Análise | Sonic Racing: CrossWorlds
Disponível para PlayStation, Xbox, Nintendo Switch & PC

Sonic Racing: CrossWorlds coloca mais uma vez um vasto elenco do universo do ouriço mais famoso da Sega em disputas automobilísticas de alta intensidade — desta vez atravessando mundos de outros universos distantes, trazendo os mais improváveis competidores para um novo estilo de corrida interdimensional.
O título dá continuidade ao legado das corridas de kart estreladas por Sonic & cia, preservando elementos clássicos enquanto adiciona novas ideias. Também marca o retorno da própria Sonic Team ao desenvolvimento da série, depois de quase uma década sob os cuidados da Sumo Digital (2010–2019). Uma mudança as vezes perceptível nas escolhas estruturais do jogo.
CrossWorlds não nasce do zero. Ele compila o que funcionou nos anteriores: elenco expandido além do universo de Sonic, como em Sonic & Sega All-Stars Racing (2010); veículos que se transformam em tempo real, conceito consolidado em All-Stars Racing Transformed (2012); e até mesmo as pranchas voadoras de Sonic Riders (2006) estão de volta.
O curioso é que até a proposta de corridas em equipe de Team Sonic Racing (2019) reaparece, ainda que esvaziada de algumas mecânicas centrais que davam identidade àquele formato — e em uma modalidade à parte da principal.

Mas fique tranquilo que CrossWorlds não vive apenas de nostalgia e o jogo consegue ir além, apostando em ideias próprias que tornam esta entrada diferente das anteriores.
Em termos de localização, o jogo conta com menus e textos em português, enquanto os diálogos permanecem apenas em idiomas estrangeiros, como o inglês.
Ficha Técnica
- Plataformas: PlayStation 5, Xbox Series X|S, Nintendo Switch 2, PC, PlayStation 4, Xbox One e Nintendo Switch
- Desenvolvedor: Sonic Team
- Publisher: Sega
- Gênero: Corrida Arcade (Kart)
- Lançamento: 25 de setembro de 2025 / 4 de dezembro de 2025 (Switch 2)
- Versão analisada: PlayStation 5

Só acelere! / Mundo e Narrativa
Sonic Racing: CrossWorlds é direto ao ponto e não possui modo campanha estruturado.
O que existe são observações implícitas: é só mais um dia nos arredores de Green Hill, com Sonic e outros personagens icônicos de seu universo, incluindo vilões, disputando um campeonato automobilístico promovido por King Dodon Pa, presidente da Donpa Motors, uma imensa — e interplanetária — companhia automobilista.
Este novo campeonato está acontecendo juntamente com a abertura de portais dimensionais, que levam a disputa para pistas além universo estabelecido. Funciona como ponte para justificar a presença de percursos dentro dos universos de Bob Esponja, Minecraft, Pac-Man, e para futuros conteúdos previstos para 2026, como Mega Man, Tartarugas Ninja e Avatar (Nickelodeon).

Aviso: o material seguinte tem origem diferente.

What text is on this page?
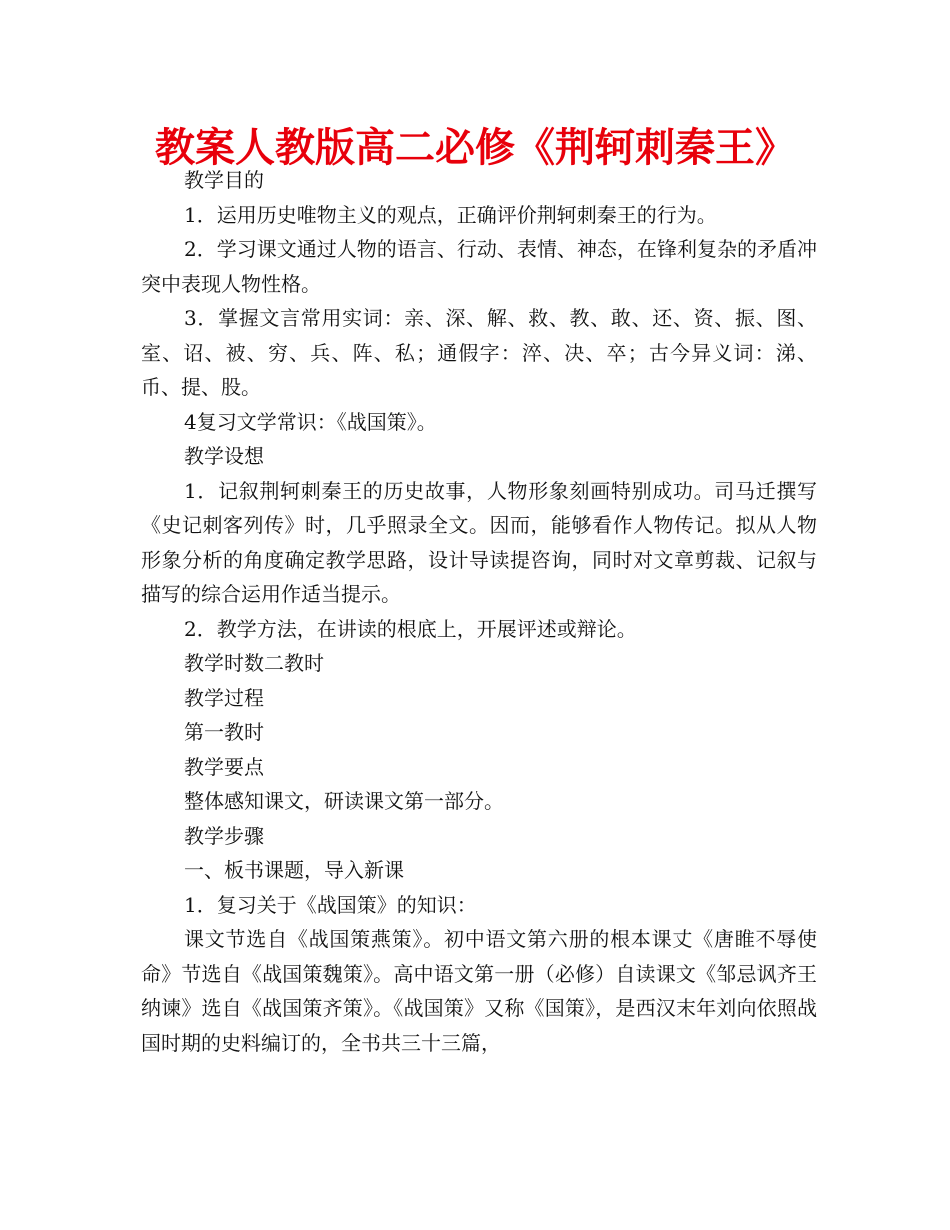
教案人教版高二必修《荆轲刺秦王》

教学目的

1．运用历史唯物主义的观点，正确评价荆轲刺秦王的行为。

2．学习课文通过人物的语言、行动、表情、神态，在锋利复杂的矛盾冲突中表现人物性格。

3．掌握文言常用实词：亲、深、解、救、教、敢、还、资、振、图、室、诏、被、穷、兵、阵、私；通假字：淬、决、卒；古今异义词：涕、币、提、股。

4复习文学常识：《战国策》。

教学设想

1．记叙荆轲刺秦王的历史故事，人物形象刻画特别成功。司马迁撰写《史记刺客列传》时，几乎照录全文。因而，能够看作人物传记。拟从人物形象分析的角度确定教学思路，设计导读提咨询，同时对文章剪裁、记叙与描写的综合运用作适当提示。

2．教学方法，在讲读的根底上，开展评述或辩论。

教学时数二教时

教学过程

第一教时

教学要点

整体感知课文，研读课文第一部分。

教学步骤

一、板书课题，导入新课

1．复习关于《战国策》的知识：

课文节选自《战国策燕策》。初中语文第六册的根本课丈《唐睢不辱使命》节选自《战国策魏策》。高中语文第一册（必修）自读课文《邹忌讽齐王纳谏》选自《战国策齐策》。《战国策》又称《国策》，是西汉末年刘向依照战国时期的史料编订的，全书共三十三篇，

Esses portais utilizam o conceito estabelecido pelos filmes recentes de Sonic: os anéis como passagens interdimensionais. A ideia já havia aparecido timidamente em DLC de Sonic x Shadow Generations, mas aqui é reforçado oficialmente ao universo dos jogos.
Sem modo aventura, o jogo abre com um clipe musical e um tutorial rápido, e então entrega seus modos padrão: Grand Prix, corridas avulsas, multiplayer local e online. A longevidade depende do loop competitivo e da coleta de Donpa Tickets, usados para desbloquear veículos e cosméticos. O problema é que esse ciclo depende mais de repetição do que de evolução orgânica.
Correndo entre dimensões / Jogabilidade
Sonic Racing: CrossWorlds é provavelmente o mais caótico entre seus concorrentes recentes — Mario Kart World, Disney Speedstorm e Kirby Air Riders. Isso é tanto qualidade quanto problema.
- Fórmula esperada
O layout de controles não me conquistou. No PlayStation 5, a aceleração não utiliza os gatilhos adaptativos do DualSense, o que soa como uma oportunidade perdida. Em um gênero onde gatilhos são quase padrão para imersão, optar por botões comuns reforça o caráter totalmente arcade — o que não é necessariamente ruim, mas também não agrega.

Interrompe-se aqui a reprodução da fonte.